No one is an island. For years, studies have been showing how important a strong social network is to good health. Social connectedness is a better predictor of a child's well-being as an adult than their grades are, and people with strong social connections live far longer than those without them.
What's been missing is information on exactly how social networks do this. A new study offers insight into the physiological reasons why having friends helps our health, and it suggests that social networks operate differently at different stages of life.
In youth and late in life, the size of the social network you have appears to matter most; but in middle adulthood, quality, the social support connections provide and how well they help ease the stresses of life, is what matters more than quantity.This is the first study to link social relationships with concrete measures of physical well-being such as blood pressure.
The study looked at data from four large surveys of U.S. health that collectively covered lifespan from adolescence to old age, including the National Longitudinal Study of Adolescent Health, which has been tracking middle and high school students since 1994.
In adolescence, social isolation increased risk of inflammation by the same amount as physical inactivity did, while social integration — the degree to which an individual feels connected to other people — protected against abdominal obesity. In old age, social isolation increased the odds of developing high blood pressure more than diabetes did.

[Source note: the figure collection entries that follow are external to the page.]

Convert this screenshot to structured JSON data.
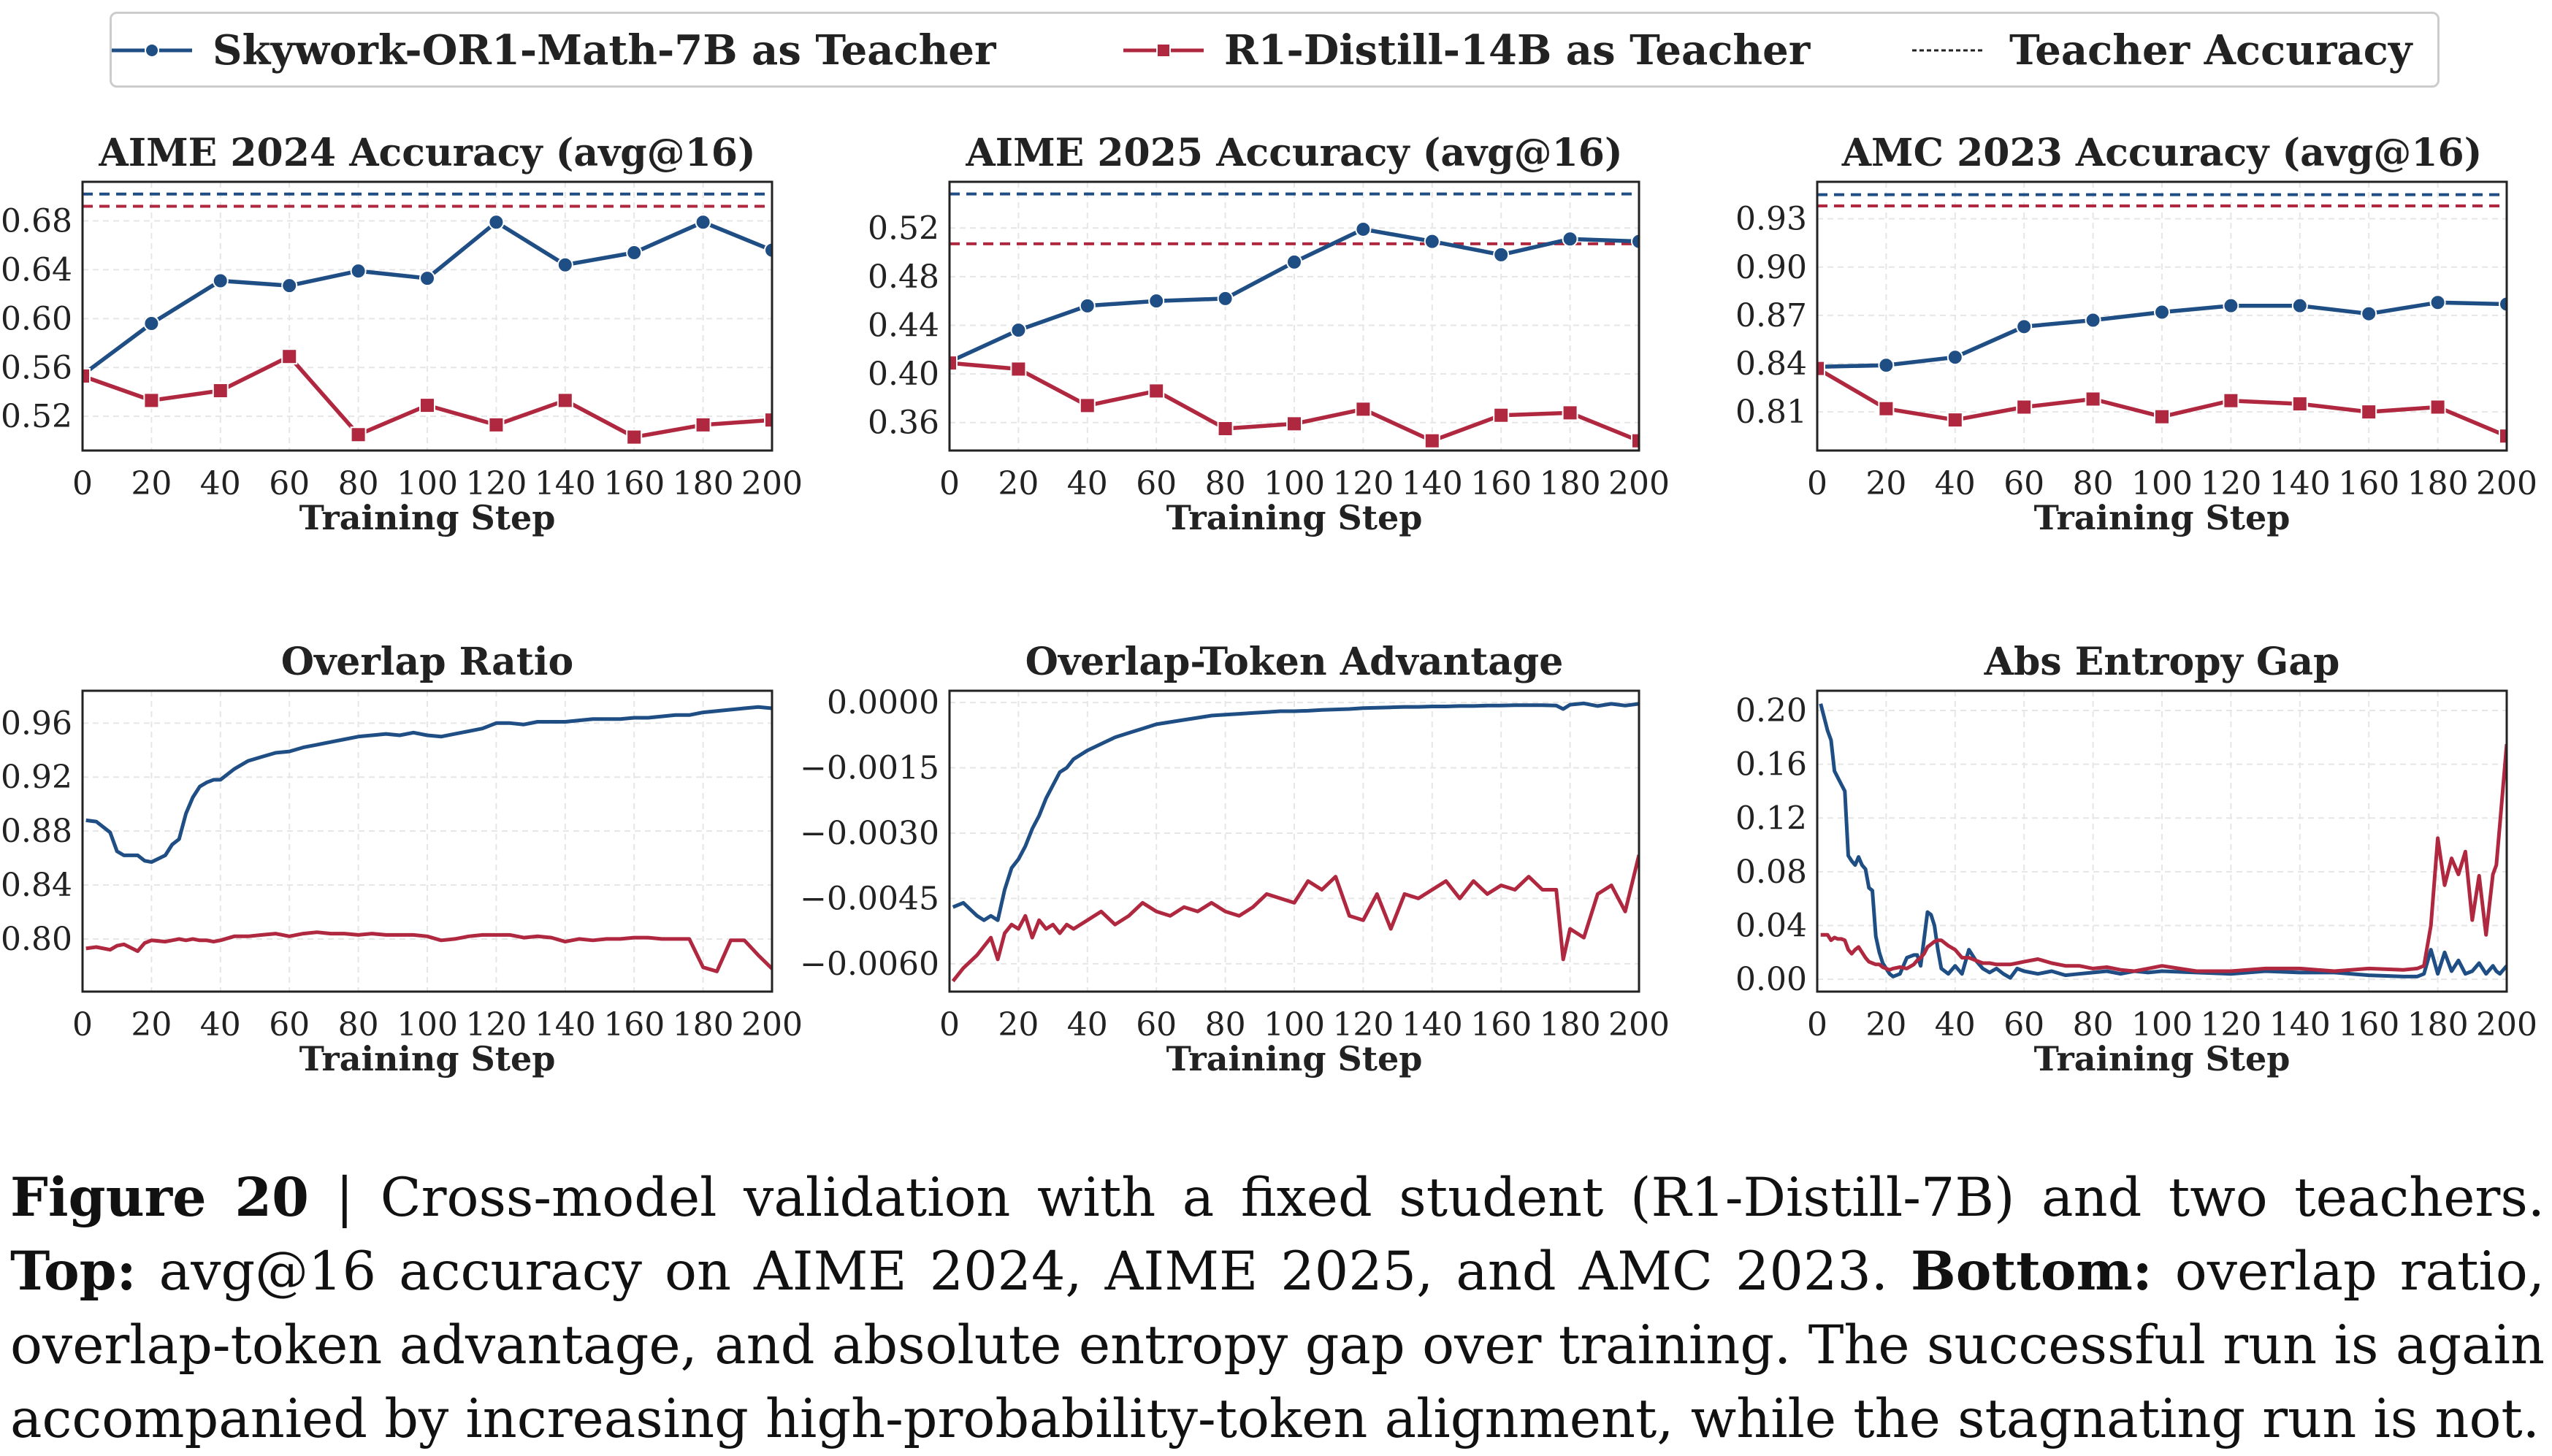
{
  "legend": {
    "items": [
      {
        "label": "Skywork-OR1-Math-7B as Teacher",
        "color": "#1f4e85",
        "marker": "circle",
        "style": "solid"
      },
      {
        "label": "R1-Distill-14B as Teacher",
        "color": "#b0283f",
        "marker": "square",
        "style": "solid"
      },
      {
        "label": "Teacher Accuracy",
        "color": "#222222",
        "marker": "none",
        "style": "dashed"
      }
    ]
  },
  "caption": {
    "fig_label": "Figure 20",
    "separator": " | ",
    "text1": "Cross-model validation with a fixed student (R1-Distill-7B) and two teachers. ",
    "bold_top": "Top:",
    "text2": " avg@16 accuracy on AIME 2024, AIME 2025, and AMC 2023. ",
    "bold_bottom": "Bottom:",
    "text3": " overlap ratio, overlap-token advantage, and absolute entropy gap over training. The successful run is again accompanied by increasing high-probability-token alignment, while the stagnating run is not."
  },
  "colors": {
    "blue": "#1f4e85",
    "red": "#b0283f",
    "grid": "#e6e6e6",
    "axis": "#222222"
  },
  "chart_data": [
    {
      "type": "line",
      "title": "AIME 2024 Accuracy (avg@16)",
      "xlabel": "Training Step",
      "ylabel": "",
      "xlim": [
        0,
        200
      ],
      "ylim": [
        0.492,
        0.712
      ],
      "xticks": [
        0,
        20,
        40,
        60,
        80,
        100,
        120,
        140,
        160,
        180,
        200
      ],
      "yticks": [
        0.52,
        0.56,
        0.6,
        0.64,
        0.68
      ],
      "ytick_labels": [
        "0.52",
        "0.56",
        "0.60",
        "0.64",
        "0.68"
      ],
      "grid": true,
      "x": [
        0,
        20,
        40,
        60,
        80,
        100,
        120,
        140,
        160,
        180,
        200
      ],
      "series": [
        {
          "name": "Skywork-OR1-Math-7B as Teacher",
          "color": "blue",
          "marker": "circle",
          "values": [
            0.554,
            0.596,
            0.631,
            0.627,
            0.639,
            0.633,
            0.679,
            0.644,
            0.654,
            0.679,
            0.656
          ]
        },
        {
          "name": "R1-Distill-14B as Teacher",
          "color": "red",
          "marker": "square",
          "values": [
            0.553,
            0.533,
            0.541,
            0.569,
            0.505,
            0.529,
            0.513,
            0.533,
            0.503,
            0.513,
            0.517
          ]
        }
      ],
      "hlines": [
        {
          "name": "Teacher Accuracy (Skywork-OR1-Math-7B)",
          "color": "blue",
          "value": 0.702
        },
        {
          "name": "Teacher Accuracy (R1-Distill-14B)",
          "color": "red",
          "value": 0.692
        }
      ]
    },
    {
      "type": "line",
      "title": "AIME 2025 Accuracy (avg@16)",
      "xlabel": "Training Step",
      "ylabel": "",
      "xlim": [
        0,
        200
      ],
      "ylim": [
        0.337,
        0.558
      ],
      "xticks": [
        0,
        20,
        40,
        60,
        80,
        100,
        120,
        140,
        160,
        180,
        200
      ],
      "yticks": [
        0.36,
        0.4,
        0.44,
        0.48,
        0.52
      ],
      "ytick_labels": [
        "0.36",
        "0.40",
        "0.44",
        "0.48",
        "0.52"
      ],
      "grid": true,
      "x": [
        0,
        20,
        40,
        60,
        80,
        100,
        120,
        140,
        160,
        180,
        200
      ],
      "series": [
        {
          "name": "Skywork-OR1-Math-7B as Teacher",
          "color": "blue",
          "marker": "circle",
          "values": [
            0.41,
            0.436,
            0.456,
            0.46,
            0.462,
            0.492,
            0.519,
            0.509,
            0.498,
            0.511,
            0.509
          ]
        },
        {
          "name": "R1-Distill-14B as Teacher",
          "color": "red",
          "marker": "square",
          "values": [
            0.409,
            0.404,
            0.374,
            0.386,
            0.355,
            0.359,
            0.371,
            0.345,
            0.366,
            0.368,
            0.345
          ]
        }
      ],
      "hlines": [
        {
          "name": "Teacher Accuracy (Skywork-OR1-Math-7B)",
          "color": "blue",
          "value": 0.548
        },
        {
          "name": "Teacher Accuracy (R1-Distill-14B)",
          "color": "red",
          "value": 0.507
        }
      ]
    },
    {
      "type": "line",
      "title": "AMC 2023 Accuracy (avg@16)",
      "xlabel": "Training Step",
      "ylabel": "",
      "xlim": [
        0,
        200
      ],
      "ylim": [
        0.786,
        0.953
      ],
      "xticks": [
        0,
        20,
        40,
        60,
        80,
        100,
        120,
        140,
        160,
        180,
        200
      ],
      "yticks": [
        0.81,
        0.84,
        0.87,
        0.9,
        0.93
      ],
      "ytick_labels": [
        "0.81",
        "0.84",
        "0.87",
        "0.90",
        "0.93"
      ],
      "grid": true,
      "x": [
        0,
        20,
        40,
        60,
        80,
        100,
        120,
        140,
        160,
        180,
        200
      ],
      "series": [
        {
          "name": "Skywork-OR1-Math-7B as Teacher",
          "color": "blue",
          "marker": "circle",
          "values": [
            0.838,
            0.839,
            0.844,
            0.863,
            0.867,
            0.872,
            0.876,
            0.876,
            0.871,
            0.878,
            0.877
          ]
        },
        {
          "name": "R1-Distill-14B as Teacher",
          "color": "red",
          "marker": "square",
          "values": [
            0.837,
            0.812,
            0.805,
            0.813,
            0.818,
            0.807,
            0.817,
            0.815,
            0.81,
            0.813,
            0.795
          ]
        }
      ],
      "hlines": [
        {
          "name": "Teacher Accuracy (Skywork-OR1-Math-7B)",
          "color": "blue",
          "value": 0.945
        },
        {
          "name": "Teacher Accuracy (R1-Distill-14B)",
          "color": "red",
          "value": 0.938
        }
      ]
    },
    {
      "type": "line",
      "title": "Overlap Ratio",
      "xlabel": "Training Step",
      "ylabel": "",
      "xlim": [
        0,
        200
      ],
      "ylim": [
        0.761,
        0.984
      ],
      "xticks": [
        0,
        20,
        40,
        60,
        80,
        100,
        120,
        140,
        160,
        180,
        200
      ],
      "yticks": [
        0.8,
        0.84,
        0.88,
        0.92,
        0.96
      ],
      "ytick_labels": [
        "0.80",
        "0.84",
        "0.88",
        "0.92",
        "0.96"
      ],
      "grid": true,
      "x": [
        1,
        4,
        8,
        10,
        12,
        16,
        18,
        20,
        24,
        26,
        28,
        30,
        32,
        34,
        36,
        38,
        40,
        44,
        48,
        52,
        56,
        60,
        64,
        68,
        72,
        76,
        80,
        84,
        88,
        92,
        96,
        100,
        104,
        108,
        112,
        116,
        120,
        124,
        128,
        132,
        136,
        140,
        144,
        148,
        152,
        156,
        160,
        164,
        168,
        172,
        176,
        180,
        184,
        188,
        192,
        196,
        200
      ],
      "series": [
        {
          "name": "Skywork-OR1-Math-7B as Teacher",
          "color": "blue",
          "marker": "none",
          "values": [
            0.888,
            0.887,
            0.879,
            0.865,
            0.862,
            0.862,
            0.858,
            0.857,
            0.862,
            0.87,
            0.874,
            0.893,
            0.905,
            0.913,
            0.916,
            0.918,
            0.918,
            0.926,
            0.932,
            0.935,
            0.938,
            0.939,
            0.942,
            0.944,
            0.946,
            0.948,
            0.95,
            0.951,
            0.952,
            0.951,
            0.953,
            0.951,
            0.95,
            0.952,
            0.954,
            0.956,
            0.96,
            0.96,
            0.959,
            0.961,
            0.961,
            0.961,
            0.962,
            0.963,
            0.963,
            0.963,
            0.964,
            0.964,
            0.965,
            0.966,
            0.966,
            0.968,
            0.969,
            0.97,
            0.971,
            0.972,
            0.971
          ]
        },
        {
          "name": "R1-Distill-14B as Teacher",
          "color": "red",
          "marker": "none",
          "values": [
            0.793,
            0.794,
            0.792,
            0.795,
            0.796,
            0.791,
            0.797,
            0.799,
            0.798,
            0.799,
            0.8,
            0.799,
            0.8,
            0.799,
            0.799,
            0.798,
            0.799,
            0.802,
            0.802,
            0.803,
            0.804,
            0.802,
            0.804,
            0.805,
            0.804,
            0.804,
            0.803,
            0.804,
            0.803,
            0.803,
            0.803,
            0.802,
            0.799,
            0.8,
            0.802,
            0.803,
            0.803,
            0.803,
            0.801,
            0.802,
            0.801,
            0.798,
            0.8,
            0.799,
            0.8,
            0.8,
            0.801,
            0.801,
            0.8,
            0.8,
            0.8,
            0.779,
            0.776,
            0.799,
            0.799,
            0.788,
            0.778
          ]
        }
      ]
    },
    {
      "type": "line",
      "title": "Overlap-Token Advantage",
      "xlabel": "Training Step",
      "ylabel": "",
      "xlim": [
        0,
        200
      ],
      "ylim": [
        -0.00664,
        0.00027
      ],
      "xticks": [
        0,
        20,
        40,
        60,
        80,
        100,
        120,
        140,
        160,
        180,
        200
      ],
      "yticks": [
        0.0,
        -0.0015,
        -0.003,
        -0.0045,
        -0.006
      ],
      "ytick_labels": [
        "0.0000",
        "−0.0015",
        "−0.0030",
        "−0.0045",
        "−0.0060"
      ],
      "grid": true,
      "x": [
        1,
        4,
        8,
        10,
        12,
        14,
        16,
        18,
        20,
        22,
        24,
        26,
        28,
        30,
        32,
        34,
        36,
        40,
        44,
        48,
        52,
        56,
        60,
        64,
        68,
        72,
        76,
        80,
        84,
        88,
        92,
        96,
        100,
        104,
        108,
        112,
        116,
        120,
        124,
        128,
        132,
        136,
        140,
        144,
        148,
        152,
        156,
        160,
        164,
        168,
        172,
        176,
        178,
        180,
        184,
        188,
        192,
        196,
        200
      ],
      "series": [
        {
          "name": "Skywork-OR1-Math-7B as Teacher",
          "color": "blue",
          "marker": "none",
          "values": [
            -0.0047,
            -0.0046,
            -0.0049,
            -0.005,
            -0.0049,
            -0.005,
            -0.0043,
            -0.0038,
            -0.0036,
            -0.0033,
            -0.0029,
            -0.0026,
            -0.0022,
            -0.0019,
            -0.0016,
            -0.0015,
            -0.0013,
            -0.0011,
            -0.00095,
            -0.0008,
            -0.0007,
            -0.0006,
            -0.0005,
            -0.00045,
            -0.0004,
            -0.00035,
            -0.0003,
            -0.00028,
            -0.00026,
            -0.00024,
            -0.00022,
            -0.0002,
            -0.0002,
            -0.00019,
            -0.00017,
            -0.00016,
            -0.00015,
            -0.00013,
            -0.00012,
            -0.00011,
            -0.0001,
            -0.0001,
            -9e-05,
            -9e-05,
            -8e-05,
            -8e-05,
            -7e-05,
            -7e-05,
            -6e-05,
            -6e-05,
            -6e-05,
            -7e-05,
            -0.00015,
            -5e-05,
            -2e-05,
            -8e-05,
            -3e-05,
            -7e-05,
            -3e-05
          ]
        },
        {
          "name": "R1-Distill-14B as Teacher",
          "color": "red",
          "marker": "none",
          "values": [
            -0.0064,
            -0.0061,
            -0.0058,
            -0.0056,
            -0.0054,
            -0.0059,
            -0.0053,
            -0.0051,
            -0.0052,
            -0.0049,
            -0.0054,
            -0.005,
            -0.0052,
            -0.0051,
            -0.0053,
            -0.0051,
            -0.0052,
            -0.005,
            -0.0048,
            -0.0051,
            -0.0049,
            -0.0046,
            -0.0048,
            -0.0049,
            -0.0047,
            -0.0048,
            -0.0046,
            -0.0048,
            -0.0049,
            -0.0047,
            -0.0044,
            -0.0045,
            -0.0046,
            -0.0041,
            -0.0043,
            -0.004,
            -0.0049,
            -0.005,
            -0.0044,
            -0.0052,
            -0.0044,
            -0.0045,
            -0.0043,
            -0.0041,
            -0.0045,
            -0.0041,
            -0.0044,
            -0.0042,
            -0.0043,
            -0.004,
            -0.0043,
            -0.0043,
            -0.0059,
            -0.0052,
            -0.0054,
            -0.0044,
            -0.0042,
            -0.0048,
            -0.0035
          ]
        }
      ]
    },
    {
      "type": "line",
      "title": "Abs Entropy Gap",
      "xlabel": "Training Step",
      "ylabel": "",
      "xlim": [
        0,
        200
      ],
      "ylim": [
        -0.0092,
        0.2147
      ],
      "xticks": [
        0,
        20,
        40,
        60,
        80,
        100,
        120,
        140,
        160,
        180,
        200
      ],
      "yticks": [
        0.0,
        0.04,
        0.08,
        0.12,
        0.16,
        0.2
      ],
      "ytick_labels": [
        "0.00",
        "0.04",
        "0.08",
        "0.12",
        "0.16",
        "0.20"
      ],
      "grid": true,
      "x": [
        1,
        3,
        4,
        5,
        6,
        7,
        8,
        9,
        10,
        11,
        12,
        13,
        14,
        15,
        16,
        17,
        18,
        19,
        20,
        21,
        22,
        24,
        26,
        28,
        29,
        30,
        31,
        32,
        33,
        34,
        35,
        36,
        38,
        40,
        42,
        44,
        46,
        48,
        50,
        52,
        54,
        56,
        58,
        60,
        64,
        68,
        72,
        76,
        80,
        84,
        88,
        92,
        96,
        100,
        110,
        120,
        130,
        140,
        150,
        160,
        170,
        174,
        176,
        178,
        180,
        182,
        184,
        186,
        188,
        190,
        192,
        194,
        196,
        197,
        198,
        200
      ],
      "series": [
        {
          "name": "Skywork-OR1-Math-7B as Teacher",
          "color": "blue",
          "marker": "none",
          "values": [
            0.205,
            0.185,
            0.178,
            0.155,
            0.15,
            0.145,
            0.14,
            0.092,
            0.088,
            0.085,
            0.091,
            0.085,
            0.082,
            0.068,
            0.066,
            0.032,
            0.02,
            0.012,
            0.008,
            0.004,
            0.002,
            0.004,
            0.016,
            0.018,
            0.018,
            0.01,
            0.03,
            0.05,
            0.048,
            0.04,
            0.022,
            0.008,
            0.004,
            0.01,
            0.004,
            0.022,
            0.014,
            0.008,
            0.005,
            0.008,
            0.004,
            0.001,
            0.008,
            0.006,
            0.004,
            0.006,
            0.003,
            0.004,
            0.005,
            0.006,
            0.004,
            0.006,
            0.005,
            0.006,
            0.005,
            0.004,
            0.006,
            0.005,
            0.005,
            0.003,
            0.002,
            0.002,
            0.004,
            0.022,
            0.004,
            0.02,
            0.006,
            0.014,
            0.004,
            0.006,
            0.012,
            0.004,
            0.01,
            0.006,
            0.004,
            0.01
          ]
        },
        {
          "name": "R1-Distill-14B as Teacher",
          "color": "red",
          "marker": "none",
          "values": [
            0.033,
            0.033,
            0.029,
            0.031,
            0.03,
            0.03,
            0.029,
            0.022,
            0.019,
            0.022,
            0.024,
            0.02,
            0.016,
            0.013,
            0.012,
            0.011,
            0.011,
            0.009,
            0.008,
            0.007,
            0.008,
            0.009,
            0.008,
            0.011,
            0.014,
            0.016,
            0.019,
            0.024,
            0.026,
            0.028,
            0.029,
            0.029,
            0.025,
            0.022,
            0.016,
            0.016,
            0.014,
            0.012,
            0.012,
            0.011,
            0.011,
            0.011,
            0.012,
            0.013,
            0.015,
            0.012,
            0.01,
            0.01,
            0.008,
            0.009,
            0.007,
            0.006,
            0.008,
            0.01,
            0.006,
            0.006,
            0.008,
            0.008,
            0.006,
            0.008,
            0.007,
            0.008,
            0.01,
            0.04,
            0.105,
            0.07,
            0.09,
            0.078,
            0.095,
            0.044,
            0.077,
            0.033,
            0.078,
            0.085,
            0.115,
            0.175
          ]
        }
      ]
    }
  ]
}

It can be hard to reduce personal relationships to a string of numbers. This is the first study to definitively link social relationships with concrete measures of physical well-being such as blood pressure. Its take-home message is that friends and other social ties are an essential part of living a happy and healthy life, a practical lesson for both doctors and patients.
“Based on these findings, it should be as important to encourage adolescents and young adults to build broad social relationships and social skills for interacting with others as it is to eat healthy and be physically active,” study co-author Kathleen Mullan Harris, a professor in the Department of Sociology at the University of North Carolina at Chapel Hill, said in a statement.